Caldwell-Stone agrees with Miller’s assessment. Yet she is also heartened by growing initiatives to combat book bans and censorship, from banned-book reading groups to community read-ins and more conventional protests.
“We’ve seen that when people stand up at a school or library board meeting and oppose book removals, it is much less likely that books will be taken off the shelves,” she says. “When students testify about how specific books have helped them find a way forward, helped them feel less frightened or alone, or helped them deal with a struggling friend, it’s moved people to consider what removals actually mean. The right acts as if books are being shoved on children when, in fact, young people are choosing to read books about LGBTQIA+ identity and racism and finding affirmation in seeing themselves reflected in someone else’s story.”
Groups that are fighting book bans, Caldwell-Stone notes, include Red, Wine, and Blue, FReadom Fighters, and the American Library Assocation’s Unite Against Book Bans and Freedom to Read Foundation.
Additionally, both the New York Public Library and the Brooklyn Public Library have launched programs to allow anyone over the age of thirteen, in any part of the country, to access no-cost eBook or audiobook versions of many banned titles.

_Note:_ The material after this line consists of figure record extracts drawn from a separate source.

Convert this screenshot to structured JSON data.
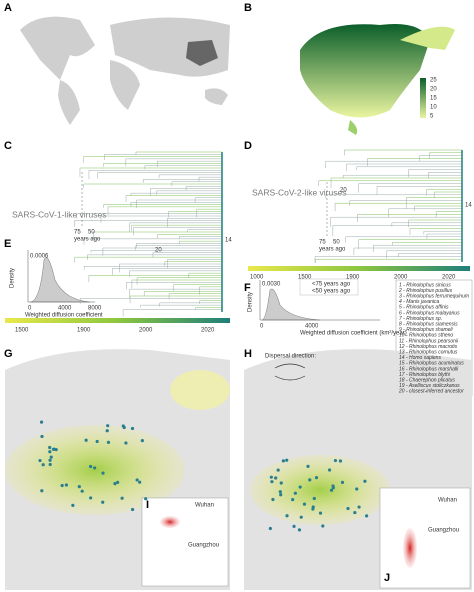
{
  "panels": [
    "A",
    "B",
    "C",
    "D",
    "E",
    "F",
    "G",
    "H",
    "I",
    "J"
  ],
  "panel_b": {
    "legend_ticks": [
      "25",
      "20",
      "15",
      "10",
      "5"
    ]
  },
  "panel_c": {
    "title": "SARS-CoV-1-like viruses",
    "marker_a": "75",
    "marker_b": "50",
    "marker_unit": "years ago",
    "axis": [
      "1500",
      "1900",
      "2000",
      "2020"
    ],
    "tip_labels": [
      "14",
      "20"
    ]
  },
  "panel_d": {
    "title": "SARS-CoV-2-like viruses",
    "marker_a": "75",
    "marker_b": "50",
    "marker_unit": "years ago",
    "axis": [
      "1000",
      "1500",
      "1900",
      "2000",
      "2020"
    ],
    "tip_labels": [
      "14",
      "20"
    ]
  },
  "panel_e": {
    "y_label": "Density",
    "y_tick": "0.0006",
    "x_label": "Weighted diffusion coefficient",
    "x_ticks": [
      "0",
      "4000",
      "8000"
    ]
  },
  "panel_f": {
    "y_label": "Density",
    "y_tick": "0.0030",
    "x_label": "Weighted diffusion coefficient (km²/year)",
    "x_ticks": [
      "0",
      "4000"
    ],
    "legend": [
      "<75 years ago",
      "<50 years ago"
    ]
  },
  "hosts": [
    "1 - Rhinolophus sinicus",
    "2 - Rhinolophus pusillus",
    "3 - Rhinolophus ferrumequinum",
    "4 - Manis javanica",
    "5 - Rhinolophus affinis",
    "6 - Rhinolophus malayanus",
    "7 - Rhinolophus sp.",
    "8 - Rhinolophus siamensis",
    "9 - Rhinolophus shameli",
    "10 - Rhinolophus stheno",
    "11 - Rhinolophus pearsonii",
    "12 - Rhinolophus macrotis",
    "13 - Rhinolophus cornutus",
    "14 - Homo sapiens",
    "15 - Rhinolophus acuminatus",
    "16 - Rhinolophus marshalli",
    "17 - Rhinolophus blythi",
    "18 - Chaerephon plicatus",
    "19 - Aselliscus stoliczkanus",
    "20 - closest-inferred ancestor"
  ],
  "panel_h": {
    "dispersal": "Dispersal direction:"
  },
  "panel_i": {
    "cities": [
      "Wuhan",
      "Guangzhou"
    ]
  },
  "panel_j": {
    "cities": [
      "Wuhan",
      "Guangzhou"
    ]
  }
}
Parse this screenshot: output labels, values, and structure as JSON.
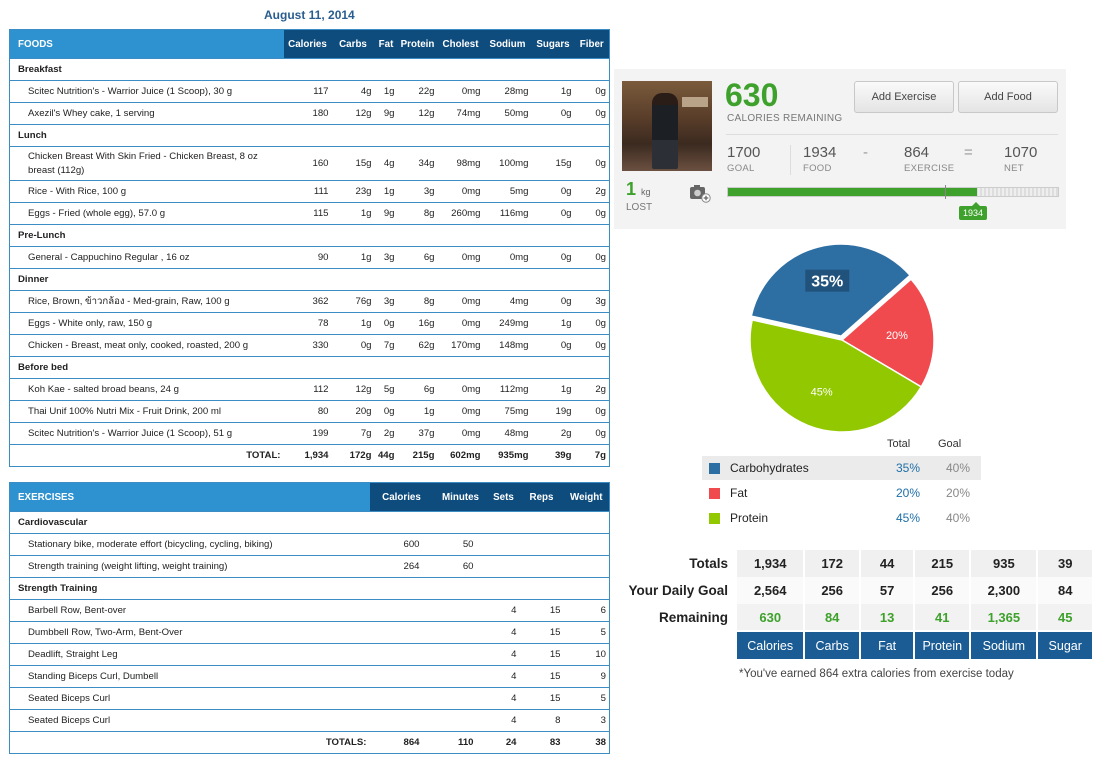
{
  "date": "August 11, 2014",
  "foods": {
    "header": [
      "FOODS",
      "Calories",
      "Carbs",
      "Fat",
      "Protein",
      "Cholest",
      "Sodium",
      "Sugars",
      "Fiber"
    ],
    "meals": [
      {
        "name": "Breakfast",
        "items": [
          {
            "name": "Scitec Nutrition's - Warrior Juice (1 Scoop), 30 g",
            "vals": [
              "117",
              "4g",
              "1g",
              "22g",
              "0mg",
              "28mg",
              "1g",
              "0g"
            ]
          },
          {
            "name": "Axezil's Whey cake, 1 serving",
            "vals": [
              "180",
              "12g",
              "9g",
              "12g",
              "74mg",
              "50mg",
              "0g",
              "0g"
            ]
          }
        ]
      },
      {
        "name": "Lunch",
        "items": [
          {
            "name": "Chicken Breast With Skin Fried - Chicken Breast, 8 oz breast (112g)",
            "vals": [
              "160",
              "15g",
              "4g",
              "34g",
              "98mg",
              "100mg",
              "15g",
              "0g"
            ],
            "tall": true
          },
          {
            "name": "Rice - With Rice, 100 g",
            "vals": [
              "111",
              "23g",
              "1g",
              "3g",
              "0mg",
              "5mg",
              "0g",
              "2g"
            ]
          },
          {
            "name": "Eggs - Fried (whole egg), 57.0 g",
            "vals": [
              "115",
              "1g",
              "9g",
              "8g",
              "260mg",
              "116mg",
              "0g",
              "0g"
            ]
          }
        ]
      },
      {
        "name": "Pre-Lunch",
        "items": [
          {
            "name": "General - Cappuchino Regular , 16 oz",
            "vals": [
              "90",
              "1g",
              "3g",
              "6g",
              "0mg",
              "0mg",
              "0g",
              "0g"
            ]
          }
        ]
      },
      {
        "name": "Dinner",
        "items": [
          {
            "name": "Rice, Brown, ข้าวกล้อง - Med-grain, Raw, 100 g",
            "vals": [
              "362",
              "76g",
              "3g",
              "8g",
              "0mg",
              "4mg",
              "0g",
              "3g"
            ]
          },
          {
            "name": "Eggs - White only, raw, 150 g",
            "vals": [
              "78",
              "1g",
              "0g",
              "16g",
              "0mg",
              "249mg",
              "1g",
              "0g"
            ]
          },
          {
            "name": "Chicken - Breast, meat only, cooked, roasted, 200 g",
            "vals": [
              "330",
              "0g",
              "7g",
              "62g",
              "170mg",
              "148mg",
              "0g",
              "0g"
            ]
          }
        ]
      },
      {
        "name": "Before bed",
        "items": [
          {
            "name": "Koh Kae - salted broad beans, 24 g",
            "vals": [
              "112",
              "12g",
              "5g",
              "6g",
              "0mg",
              "112mg",
              "1g",
              "2g"
            ]
          },
          {
            "name": "Thai Unif 100% Nutri Mix - Fruit Drink, 200 ml",
            "vals": [
              "80",
              "20g",
              "0g",
              "1g",
              "0mg",
              "75mg",
              "19g",
              "0g"
            ]
          },
          {
            "name": "Scitec Nutrition's - Warrior Juice (1 Scoop), 51 g",
            "vals": [
              "199",
              "7g",
              "2g",
              "37g",
              "0mg",
              "48mg",
              "2g",
              "0g"
            ]
          }
        ]
      }
    ],
    "total_label": "TOTAL:",
    "totals": [
      "1,934",
      "172g",
      "44g",
      "215g",
      "602mg",
      "935mg",
      "39g",
      "7g"
    ]
  },
  "exercises": {
    "header": [
      "EXERCISES",
      "Calories",
      "Minutes",
      "Sets",
      "Reps",
      "Weight"
    ],
    "groups": [
      {
        "name": "Cardiovascular",
        "items": [
          {
            "name": "Stationary bike, moderate effort (bicycling, cycling, biking)",
            "vals": [
              "600",
              "50",
              "",
              "",
              ""
            ]
          },
          {
            "name": "Strength training (weight lifting, weight training)",
            "vals": [
              "264",
              "60",
              "",
              "",
              ""
            ]
          }
        ]
      },
      {
        "name": "Strength Training",
        "items": [
          {
            "name": "Barbell Row, Bent-over",
            "vals": [
              "",
              "",
              "4",
              "15",
              "6"
            ]
          },
          {
            "name": "Dumbbell Row, Two-Arm, Bent-Over",
            "vals": [
              "",
              "",
              "4",
              "15",
              "5"
            ]
          },
          {
            "name": "Deadlift, Straight Leg",
            "vals": [
              "",
              "",
              "4",
              "15",
              "10"
            ]
          },
          {
            "name": "Standing Biceps Curl, Dumbell",
            "vals": [
              "",
              "",
              "4",
              "15",
              "9"
            ]
          },
          {
            "name": "Seated Biceps Curl",
            "vals": [
              "",
              "",
              "4",
              "15",
              "5"
            ]
          },
          {
            "name": "Seated Biceps Curl",
            "vals": [
              "",
              "",
              "4",
              "8",
              "3"
            ]
          }
        ]
      }
    ],
    "total_label": "TOTALS:",
    "totals": [
      "864",
      "110",
      "24",
      "83",
      "38"
    ]
  },
  "summary": {
    "remaining": "630",
    "remaining_label": "CALORIES REMAINING",
    "add_exercise": "Add Exercise",
    "add_food": "Add Food",
    "goal": "1700",
    "goal_label": "GOAL",
    "food": "1934",
    "food_label": "FOOD",
    "minus": "-",
    "exercise": "864",
    "exercise_label": "EXERCISE",
    "equals": "=",
    "net": "1070",
    "net_label": "NET",
    "lost_value": "1",
    "lost_unit": "kg",
    "lost_label": "LOST",
    "progress_tag": "1934",
    "progress_fraction": 0.755
  },
  "macros": {
    "total_header": "Total",
    "goal_header": "Goal",
    "items": [
      {
        "name": "Carbohydrates",
        "total": "35%",
        "goal": "40%",
        "pct": 35,
        "color": "#2e6fa3",
        "label_color": "#ffffff"
      },
      {
        "name": "Fat",
        "total": "20%",
        "goal": "20%",
        "pct": 20,
        "color": "#f04a4f",
        "label_color": "#ffffff"
      },
      {
        "name": "Protein",
        "total": "45%",
        "goal": "40%",
        "pct": 45,
        "color": "#92c800",
        "label_color": "#ffffff"
      }
    ]
  },
  "totals_table": {
    "row_labels": [
      "Totals",
      "Your Daily Goal",
      "Remaining"
    ],
    "totals": [
      "1,934",
      "172",
      "44",
      "215",
      "935",
      "39"
    ],
    "goal": [
      "2,564",
      "256",
      "57",
      "256",
      "2,300",
      "84"
    ],
    "remaining": [
      "630",
      "84",
      "13",
      "41",
      "1,365",
      "45"
    ],
    "columns": [
      "Calories",
      "Carbs",
      "Fat",
      "Protein",
      "Sodium",
      "Sugar"
    ],
    "note": "*You've earned 864 extra calories from exercise today"
  }
}
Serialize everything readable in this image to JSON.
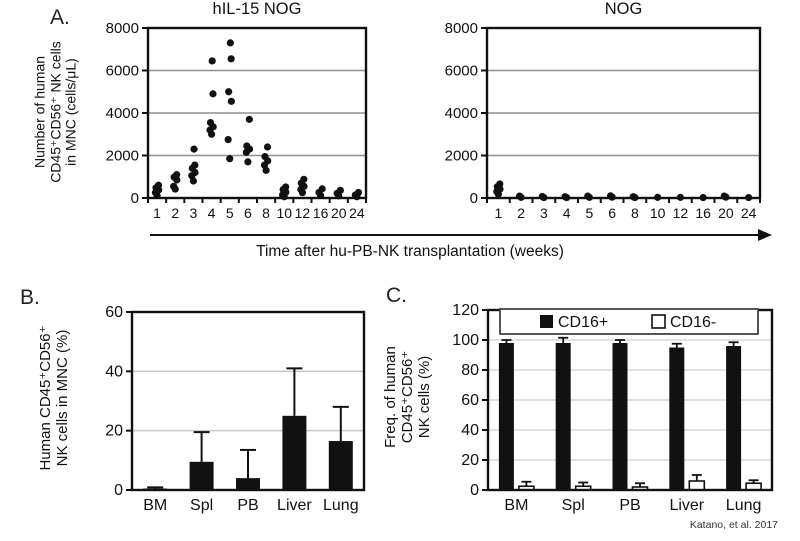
{
  "panels": {
    "a": {
      "label": "A.",
      "ylabel_lines": [
        "Number of human",
        "CD45⁺CD56⁺ NK cells",
        "in MNC (cells/μL)"
      ],
      "xlabel": "Time  after hu-PB-NK transplantation (weeks)"
    },
    "b": {
      "label": "B.",
      "ylabel_lines": [
        "Human CD45⁺CD56⁺",
        "NK cells in MNC (%)"
      ]
    },
    "c": {
      "label": "C.",
      "ylabel_lines": [
        "Freq. of human",
        "CD45⁺CD56⁺",
        "NK cells (%)"
      ]
    }
  },
  "attribution": "Katano, et al. 2017",
  "colors": {
    "points": "#111111",
    "bar_filled": "#111111",
    "bar_open": "#ffffff",
    "axis": "#111111"
  },
  "chart_data": [
    {
      "id": "scatter-hil15",
      "type": "scatter",
      "title": "hIL-15 NOG",
      "xlabel": "Time after hu-PB-NK transplantation (weeks)",
      "ylabel": "Number of human CD45⁺CD56⁺ NK cells in MNC (cells/μL)",
      "categories": [
        "1",
        "2",
        "3",
        "4",
        "5",
        "6",
        "8",
        "10",
        "12",
        "16",
        "20",
        "24"
      ],
      "ylim": [
        0,
        8000
      ],
      "yticks": [
        0,
        2000,
        4000,
        6000,
        8000
      ],
      "grid": true,
      "points": [
        [
          120,
          250,
          380,
          480,
          600
        ],
        [
          420,
          550,
          850,
          980,
          1100
        ],
        [
          800,
          1050,
          1200,
          1400,
          1550,
          2300
        ],
        [
          3000,
          3200,
          3350,
          3550,
          4900,
          6450
        ],
        [
          1850,
          2750,
          4550,
          5000,
          6550,
          7300
        ],
        [
          1700,
          2150,
          2300,
          2450,
          3700
        ],
        [
          1300,
          1550,
          1750,
          1950,
          2400
        ],
        [
          60,
          150,
          280,
          400,
          520
        ],
        [
          250,
          400,
          550,
          700,
          880
        ],
        [
          120,
          260,
          430
        ],
        [
          100,
          220,
          360
        ],
        [
          60,
          140,
          260
        ]
      ]
    },
    {
      "id": "scatter-nog",
      "type": "scatter",
      "title": "NOG",
      "xlabel": "Time after hu-PB-NK transplantation (weeks)",
      "ylabel": "Number of human CD45⁺CD56⁺ NK cells in MNC (cells/μL)",
      "categories": [
        "1",
        "2",
        "3",
        "4",
        "5",
        "6",
        "8",
        "10",
        "12",
        "16",
        "20",
        "24"
      ],
      "ylim": [
        0,
        8000
      ],
      "yticks": [
        0,
        2000,
        4000,
        6000,
        8000
      ],
      "grid": true,
      "points": [
        [
          180,
          300,
          420,
          530,
          660
        ],
        [
          30,
          90
        ],
        [
          20,
          70
        ],
        [
          20,
          60
        ],
        [
          30,
          90
        ],
        [
          40,
          100
        ],
        [
          20,
          60
        ],
        [
          30
        ],
        [
          30
        ],
        [
          20
        ],
        [
          40,
          90
        ],
        [
          20
        ]
      ]
    },
    {
      "id": "bar-b",
      "type": "bar",
      "title": "",
      "ylabel": "Human CD45⁺CD56⁺ NK cells in MNC (%)",
      "categories": [
        "BM",
        "Spl",
        "PB",
        "Liver",
        "Lung"
      ],
      "values": [
        0.5,
        9.5,
        4,
        25,
        16.5
      ],
      "errors": [
        0.4,
        10,
        9.5,
        16,
        11.5
      ],
      "ylim": [
        0,
        60
      ],
      "yticks": [
        0,
        20,
        40,
        60
      ],
      "grid": true
    },
    {
      "id": "bar-c",
      "type": "grouped-bar",
      "title": "",
      "ylabel": "Freq. of human CD45⁺CD56⁺ NK cells (%)",
      "categories": [
        "BM",
        "Spl",
        "PB",
        "Liver",
        "Lung"
      ],
      "series": [
        {
          "name": "CD16+",
          "fill": "black",
          "values": [
            98,
            98,
            98,
            95,
            96
          ],
          "errors": [
            2,
            3.5,
            2,
            2.5,
            2.5
          ]
        },
        {
          "name": "CD16-",
          "fill": "white",
          "values": [
            2.5,
            2.5,
            2,
            6,
            4.5
          ],
          "errors": [
            3,
            2.5,
            2.5,
            4,
            2
          ]
        }
      ],
      "legend": [
        "CD16+",
        "CD16-"
      ],
      "legend_position": "top-inside",
      "ylim": [
        0,
        120
      ],
      "yticks": [
        0,
        20,
        40,
        60,
        80,
        100,
        120
      ],
      "grid": true
    }
  ]
}
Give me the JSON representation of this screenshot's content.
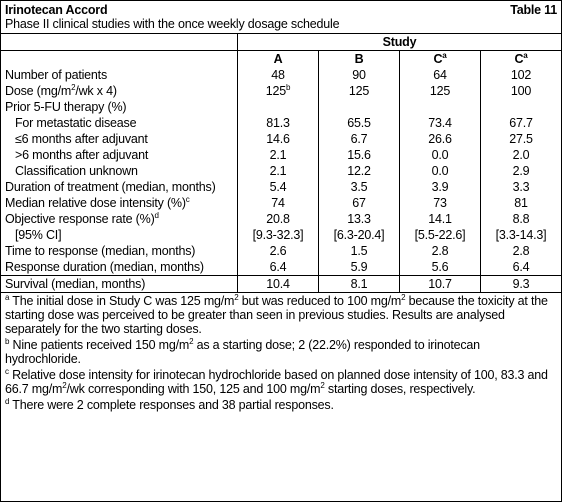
{
  "header": {
    "title": "Irinotecan Accord",
    "table_label": "Table 11",
    "subtitle": "Phase II clinical studies with the once weekly dosage schedule"
  },
  "table": {
    "group_header": "Study",
    "columns": [
      [
        {
          "t": "A"
        }
      ],
      [
        {
          "t": "B"
        }
      ],
      [
        {
          "t": "C"
        },
        {
          "sup": "a"
        }
      ],
      [
        {
          "t": "C"
        },
        {
          "sup": "a"
        }
      ]
    ],
    "rows": [
      {
        "label": [
          {
            "t": "Number of patients"
          }
        ],
        "values": [
          "48",
          "90",
          "64",
          "102"
        ]
      },
      {
        "label": [
          {
            "t": "Dose (mg/m"
          },
          {
            "sup": "2"
          },
          {
            "t": "/wk x 4)"
          }
        ],
        "values": [
          [
            {
              "t": "125"
            },
            {
              "sup": "b"
            }
          ],
          "125",
          "125",
          "100"
        ]
      },
      {
        "label": [
          {
            "t": "Prior 5-FU therapy (%)"
          }
        ],
        "values": []
      },
      {
        "label": [
          {
            "t": "For metastatic disease"
          }
        ],
        "indent": true,
        "values": [
          "81.3",
          "65.5",
          "73.4",
          "67.7"
        ]
      },
      {
        "label": [
          {
            "t": "≤6 months after adjuvant"
          }
        ],
        "indent": true,
        "values": [
          "14.6",
          "6.7",
          "26.6",
          "27.5"
        ]
      },
      {
        "label": [
          {
            "t": ">6 months after adjuvant"
          }
        ],
        "indent": true,
        "values": [
          "2.1",
          "15.6",
          "0.0",
          "2.0"
        ]
      },
      {
        "label": [
          {
            "t": "Classification unknown"
          }
        ],
        "indent": true,
        "values": [
          "2.1",
          "12.2",
          "0.0",
          "2.9"
        ]
      },
      {
        "label": [
          {
            "t": "Duration of treatment (median, months)"
          }
        ],
        "values": [
          "5.4",
          "3.5",
          "3.9",
          "3.3"
        ]
      },
      {
        "label": [
          {
            "t": "Median relative dose intensity (%)"
          },
          {
            "sup": "c"
          }
        ],
        "values": [
          "74",
          "67",
          "73",
          "81"
        ]
      },
      {
        "label": [
          {
            "t": "Objective response rate (%)"
          },
          {
            "sup": "d"
          }
        ],
        "values": [
          "20.8",
          "13.3",
          "14.1",
          "8.8"
        ]
      },
      {
        "label": [
          {
            "t": "[95% CI]"
          }
        ],
        "indent": true,
        "values": [
          "[9.3-32.3]",
          "[6.3-20.4]",
          "[5.5-22.6]",
          "[3.3-14.3]"
        ]
      },
      {
        "label": [
          {
            "t": "Time to response (median, months)"
          }
        ],
        "values": [
          "2.6",
          "1.5",
          "2.8",
          "2.8"
        ]
      },
      {
        "label": [
          {
            "t": "Response duration (median, months)"
          }
        ],
        "values": [
          "6.4",
          "5.9",
          "5.6",
          "6.4"
        ]
      },
      {
        "label": [
          {
            "t": "Survival (median, months)"
          }
        ],
        "values": [
          "10.4",
          "8.1",
          "10.7",
          "9.3"
        ]
      }
    ]
  },
  "footnotes": [
    [
      {
        "sup": "a"
      },
      {
        "t": " The initial dose in Study C was 125 mg/m"
      },
      {
        "sup": "2"
      },
      {
        "t": " but was reduced to 100 mg/m"
      },
      {
        "sup": "2"
      },
      {
        "t": " because the toxicity at the starting dose was perceived to be greater than seen in previous studies. Results are analysed separately for the two starting doses."
      }
    ],
    [
      {
        "sup": "b"
      },
      {
        "t": " Nine patients received 150 mg/m"
      },
      {
        "sup": "2"
      },
      {
        "t": " as a starting dose; 2 (22.2%) responded to irinotecan hydrochloride."
      }
    ],
    [
      {
        "sup": "c"
      },
      {
        "t": " Relative dose intensity for irinotecan hydrochloride based on planned dose intensity of 100, 83.3 and 66.7 mg/m"
      },
      {
        "sup": "2"
      },
      {
        "t": "/wk corresponding with 150, 125 and 100 mg/m"
      },
      {
        "sup": "2"
      },
      {
        "t": " starting doses, respectively."
      }
    ],
    [
      {
        "sup": "d"
      },
      {
        "t": " There were 2 complete responses and 38 partial responses."
      }
    ]
  ]
}
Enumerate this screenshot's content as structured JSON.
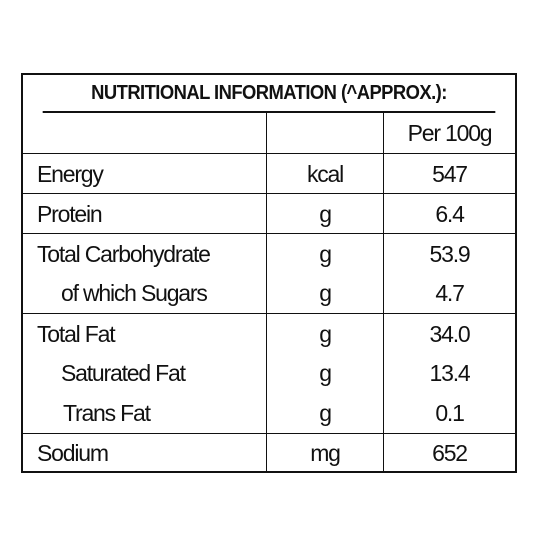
{
  "panel": {
    "title": "NUTRITIONAL INFORMATION (^APPROX.):",
    "header": {
      "name": "",
      "unit": "",
      "value": "Per 100g"
    },
    "rows": [
      {
        "name": "Energy",
        "unit": "kcal",
        "value": "547"
      },
      {
        "name": "Protein",
        "unit": "g",
        "value": "6.4"
      },
      {
        "name": "Total Carbohydrate",
        "unit": "g",
        "value": "53.9"
      },
      {
        "name": "of which Sugars",
        "unit": "g",
        "value": "4.7"
      },
      {
        "name": "Total Fat",
        "unit": "g",
        "value": "34.0"
      },
      {
        "name": "Saturated Fat",
        "unit": "g",
        "value": "13.4"
      },
      {
        "name": "Trans Fat",
        "unit": "g",
        "value": "0.1"
      },
      {
        "name": "Sodium",
        "unit": "mg",
        "value": "652"
      }
    ]
  },
  "colors": {
    "ink": "#111111",
    "background": "#ffffff"
  }
}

Response is expected to be brisk since most Americans oppose bans and censorship. According to an American Library Association poll conducted earlier this year, 71 percent of those queried said that they were against removing books from public or school libraries. Among parents, 74 percent told researchers that they trust librarians to know which books to suggest for classroom or out-of-school use. This, Caldwell-Stone adds, cuts across party lines, with 75 percent of Democrats and 70 percent of Republicans supporting broad access to materials.
“Libraries do not make choices for readers,” she says. “They provide access to works that appeal to a wide reading audience. If parents want to steer their kids away from particular materials, they can do so.”